3

Greetins,

I am currently trying to implement a speech recognition functionality on my application. According to the JS documentation here, speech to text is supported since Safari 14.1. Also, I am using the following configurations:

    const { webkitSpeechRecognition } = (window as any)
    const recognition = new webkitSpeechRecognition();
    recognition.lang = 'pt-BR';
    recognition.continuous = true;
    recognition.interimResults = false;
    recognition.maxAlternatives = 1;
    // Avoid garbage collection bugs
    this.garbage.push(recognition);
    recognition.start();

On Chrome it works just fine, but on Safari the recognition results are super bad. It can understand me sometimes, but often it misinterprets my words, giving me wrong results. For example, if I say: "Hello assistant, change contrast", the result might be something like: "Hello assist charge contract hello assist charge charge" or something.

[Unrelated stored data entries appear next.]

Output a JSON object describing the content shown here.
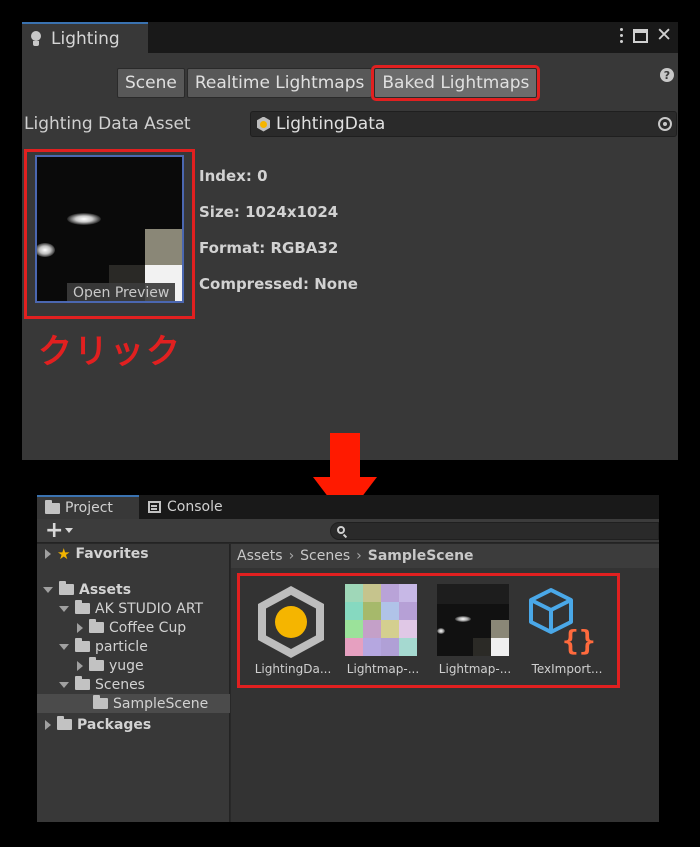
{
  "lighting_window": {
    "tab_label": "Lighting",
    "modes": [
      "Scene",
      "Realtime Lightmaps",
      "Baked Lightmaps"
    ],
    "active_mode": "Baked Lightmaps",
    "help_glyph": "?",
    "lighting_data_asset": {
      "label": "Lighting Data Asset",
      "value": "LightingData"
    },
    "preview": {
      "button_label": "Open Preview"
    },
    "info": {
      "index": "Index: 0",
      "size": "Size: 1024x1024",
      "format": "Format: RGBA32",
      "compressed": "Compressed: None"
    },
    "annotation": "クリック"
  },
  "project_window": {
    "tabs": [
      "Project",
      "Console"
    ],
    "toolbar": {
      "add_glyph": "+"
    },
    "tree": [
      {
        "label": "Favorites",
        "bold": true
      },
      {
        "label": "Assets",
        "bold": true
      },
      {
        "label": "AK STUDIO ART"
      },
      {
        "label": "Coffee Cup"
      },
      {
        "label": "particle"
      },
      {
        "label": "yuge"
      },
      {
        "label": "Scenes"
      },
      {
        "label": "SampleScene",
        "selected": true
      },
      {
        "label": "Packages",
        "bold": true
      }
    ],
    "breadcrumb": [
      "Assets",
      "Scenes",
      "SampleScene"
    ],
    "assets": [
      {
        "label": "LightingDa...",
        "icon": "lighting-data-icon"
      },
      {
        "label": "Lightmap-...",
        "icon": "lightmap-dir-thumb"
      },
      {
        "label": "Lightmap-...",
        "icon": "lightmap-light-thumb"
      },
      {
        "label": "TexImport...",
        "icon": "tex-import-icon"
      }
    ]
  },
  "colors": {
    "highlight": "#e12020",
    "arrow": "#ff1a00",
    "accent_yellow": "#f5b500",
    "tex_icon_blue": "#4aa8e8",
    "tex_icon_orange": "#ff6a3d"
  }
}
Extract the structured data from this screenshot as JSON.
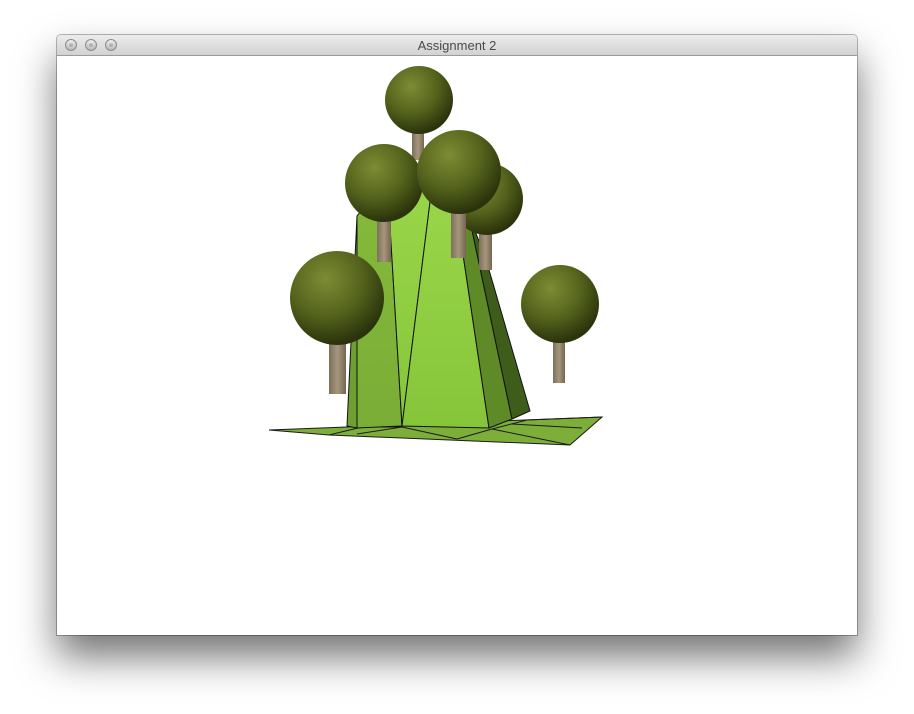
{
  "window": {
    "title": "Assignment 2",
    "controls": [
      "close-icon",
      "minimize-icon",
      "zoom-icon"
    ]
  },
  "scene": {
    "terrain_colors": {
      "light": "#8fcf3a",
      "mid": "#7fb03a",
      "dark": "#4a6b1f",
      "edge": "#111111"
    },
    "tree_colors": {
      "foliage_light": "#7a8a30",
      "foliage_dark": "#2f3a0d",
      "trunk": "#9a8a72"
    },
    "tree_count": 6
  }
}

One peculiarity of this problem is that the events fired by the speech recognition interface on safari are just the start and audiostart.

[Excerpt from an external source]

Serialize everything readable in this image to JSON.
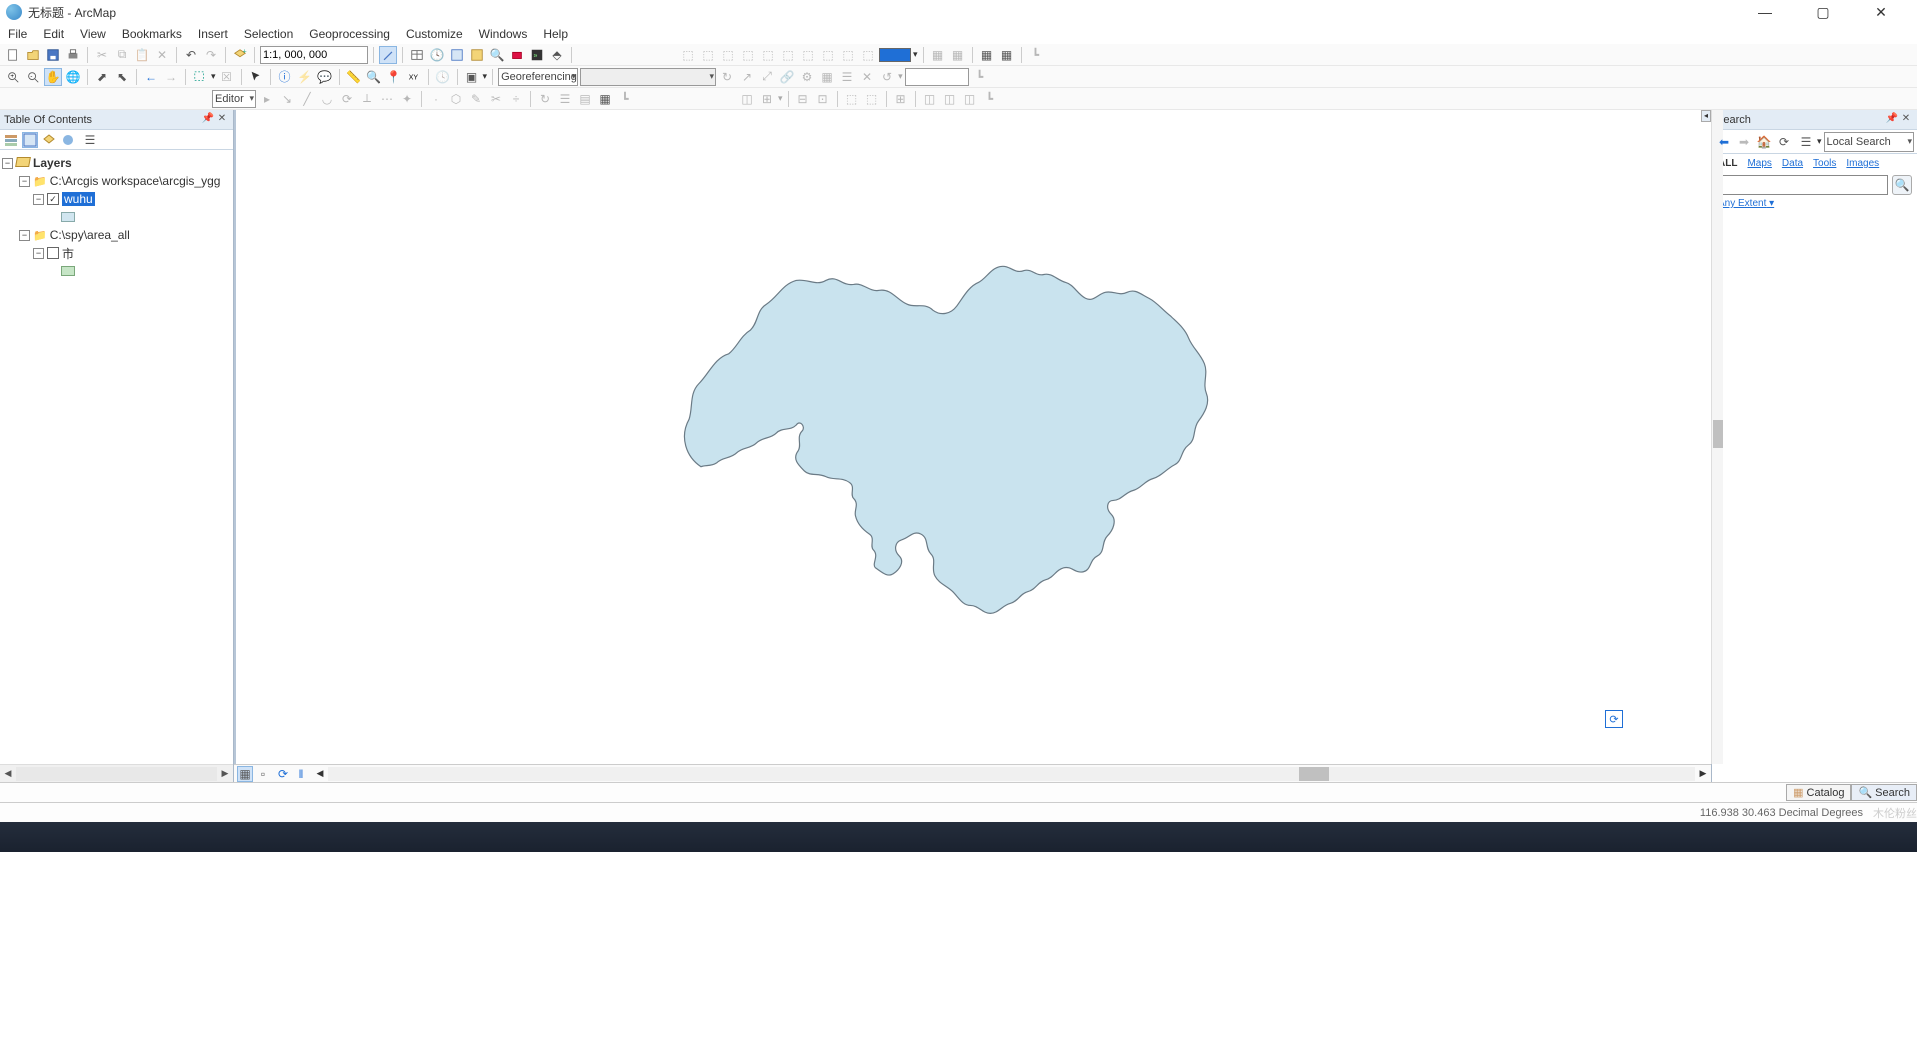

Is anyone facing a similar issue or found a solution to this problem? I am also accepting alternatives for implementing speech recognition on my application.

Thanks in advance!


EDIT

On my end, you can see this problem by visiting any website that relies on the Web Speech API. Some examples that you can check:

https://www.google.com/chrome/demos/speech.html

https://www.audero.it/demo/web-speech-api-demo.html

  • In Chrome it's using a totally different technology. Basically this question is Hey Google vs Hey Siri. Question, do you have the same issues with "regular" Siri? – James Mar 11 '22 at 19:50
  • Using the Siri software on my Mac it seems to understand me perfectly. The problem seems to be with the Web Speech API on the Safari browser. I made an edit with some links so that people can reproduce this bug. – Álvaro José Baranoski Mar 14 '22 at 12:54
  • Hello, I am facing the same issue, no fixes yet :( ? – Syed M. Sannan Jul 04 '22 at 19:27
  • 1
    Hi @Stranger, I have just posted what I did to go around this issue. Shout out if you think it was useful! =D – Álvaro José Baranoski Jul 05 '22 at 20:54
  • 1
    I have the same problem, enabling speech-to-text on other browsers than Chrome. I'm using [react-speech-recognition npm](https://github.com/JamesBrill/react-speech-recognition#readme) as an interface to the [WebSpeech API](https://wicg.github.io/speech-api/#speechreco-section). react-speech-recognition proposed a "[polyfill](https://webspeechrecognition.com/polyfills)" capability to fall back on another speech-to-text service than the browser support of WebSpeech API. I plan to interface [Vosk](https://alphacephei.com/vosk/) (mentioned in Alvaro's answer) offline as a polyfill. It will require – John Rizzo Feb 08 '23 at 10:48

1 Answers1

4

So, if anyone else stumbles at this problem, I have filled an issue at the chromium forum. You can consult the issue here.

Basically, the Chrome team is having some problems integrating this functionality in their browser on iOS devices.

In my case, what I did was use Hark.js to get events based on when the user starts and stops speaking paired with Vosk on my backend to do the offline Speech-to-Text translation.

IMO the browser speech recognition API is fine if you want your app to run on a specific browser. However, if you wish to target all browsers accross different operational systems, I would advise looking for a different solution.